The defendants moved for summary judgment dismissing the complaint on the grounds that they did not cause or create the alleged defect, they had no actual or constructive notice of the alleged defect, and, in any event, the defect was trivial as a matter of law. The defendants submitted, inter alia, photographs of the accident site and alleged defective bench leg, which were identified by the plaintiff at his deposition as accurately depicting the site of the accident and the condition of the bench leg at the time of the accident. The plaintiff moved pursuant to CPLR 3403 for a trial preference based on age. The Supreme Court granted the defendants' motion for summary [*2]judgment on the ground that the photographic evidence established that the alleged defect was trivial as a matter of law and, thus, not actionable. Consequently, the court denied, as academic, the plaintiff's motion for a trial preference.

"While it is generally true that the finding of the existence of a dangerous or defective condition depends on the peculiar facts and circumstances of each case and is ordinarily a question of fact for the jury, not every determination poses a jury question" (Hymanson v A.L.L. Assoc., 300 AD2d 358, 358 [citation omitted]; see Trincere v County of Suffolk, 90 NY2d 976). Injuries resulting from trivial defects are generally not actionable (see Outlaw v Citibank, N.A., 35 AD3d 564).

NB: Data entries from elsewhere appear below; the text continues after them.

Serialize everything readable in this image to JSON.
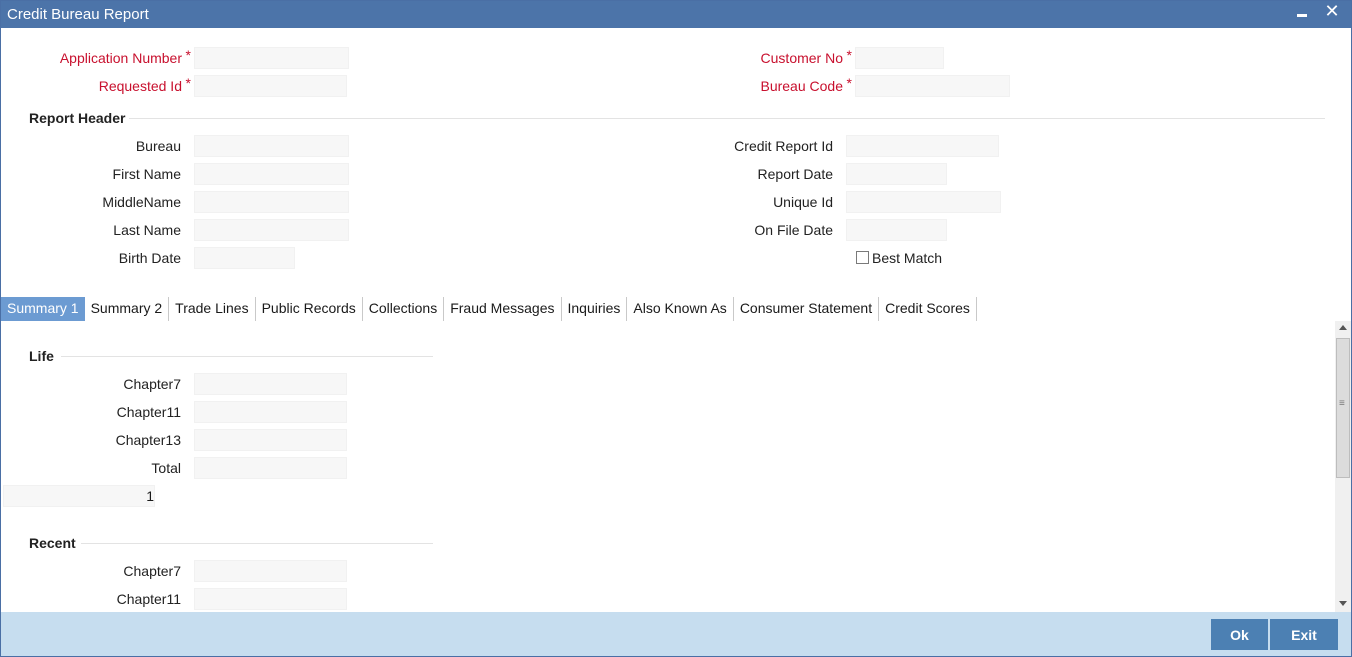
{
  "window": {
    "title": "Credit Bureau Report"
  },
  "header_fields": {
    "application_number": {
      "label": "Application Number",
      "value": ""
    },
    "requested_id": {
      "label": "Requested Id",
      "value": ""
    },
    "customer_no": {
      "label": "Customer No",
      "value": ""
    },
    "bureau_code": {
      "label": "Bureau Code",
      "value": ""
    },
    "required_marker": "*"
  },
  "report_header": {
    "title": "Report Header",
    "bureau": {
      "label": "Bureau",
      "value": ""
    },
    "first_name": {
      "label": "First Name",
      "value": ""
    },
    "middle_name": {
      "label": "MiddleName",
      "value": ""
    },
    "last_name": {
      "label": "Last Name",
      "value": ""
    },
    "birth_date": {
      "label": "Birth Date",
      "value": ""
    },
    "credit_report_id": {
      "label": "Credit Report Id",
      "value": ""
    },
    "report_date": {
      "label": "Report Date",
      "value": ""
    },
    "unique_id": {
      "label": "Unique Id",
      "value": ""
    },
    "on_file_date": {
      "label": "On File Date",
      "value": ""
    },
    "best_match": {
      "label": "Best Match",
      "checked": false
    }
  },
  "tabs": [
    {
      "label": "Summary 1",
      "active": true
    },
    {
      "label": "Summary 2",
      "active": false
    },
    {
      "label": "Trade Lines",
      "active": false
    },
    {
      "label": "Public Records",
      "active": false
    },
    {
      "label": "Collections",
      "active": false
    },
    {
      "label": "Fraud Messages",
      "active": false
    },
    {
      "label": "Inquiries",
      "active": false
    },
    {
      "label": "Also Known As",
      "active": false
    },
    {
      "label": "Consumer Statement",
      "active": false
    },
    {
      "label": "Credit Scores",
      "active": false
    }
  ],
  "summary1": {
    "life": {
      "title": "Life",
      "chapter7": {
        "label": "Chapter7",
        "value": ""
      },
      "chapter11": {
        "label": "Chapter11",
        "value": ""
      },
      "chapter13": {
        "label": "Chapter13",
        "value": ""
      },
      "total": {
        "label": "Total",
        "value": ""
      },
      "count_value": "1"
    },
    "recent": {
      "title": "Recent",
      "chapter7": {
        "label": "Chapter7",
        "value": ""
      },
      "chapter11": {
        "label": "Chapter11",
        "value": ""
      }
    }
  },
  "footer": {
    "ok_label": "Ok",
    "exit_label": "Exit"
  },
  "colors": {
    "titlebar": "#4c74a9",
    "active_tab": "#6c9bd2",
    "footer": "#c6ddef",
    "button": "#4c80b3",
    "required": "#c8102e"
  }
}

In determining whether a defect is trivial, the court must examine all of the facts presented "including the width, depth, elevation, irregularity, and appearance of the defect along with the time, place, and circumstances of the injury" (Sanna v Wal-Mart Stores, 271 AD2d 595, 595). "[A] property owner may not be held liable for trivial defects, not constituting a trap or nuisance, over which a pedestrian might merely stumble, stub his or her toes or trip" (Deviva v Bourbon St. Fine Foods & Spirit, 116 AD3d 654, 655 [internal quotation marks omitted]). Photographs which fairly and accurately represent the accident site may be used to establish whether a defect is trivial and not actionable (see Das v Sun Wah Rest., 99 AD3d 752).

Here, the evidence that the defendants submitted in support of their motion, including several photographs of the alleged defect, established prima facie that, as a matter of law, under all the circumstances, including the lighting conditions at the time of the accident, the plaintiff's unobstructed view of the alleged defect, and the condition and location of the bench leg, the alleged defect was trivial and, therefore, not actionable (see Milewski v Washington Mut., Inc., 88 AD3d 853). In opposition, the plaintiff failed to raise a triable issue of fact. Accordingly, we agree with the Supreme Court's determination to grant the defendants' motion for summary judgment dismissing the complaint and deny, as academic, the plaintiff's motion pursuant to CPLR 3403 for a trial preference (see Zarilla v Pennachio, 90 AD3d 1040).

SCHEINKMAN, P.J., HINDS-RADIX, BARROS and WOOTEN, JJ., concur.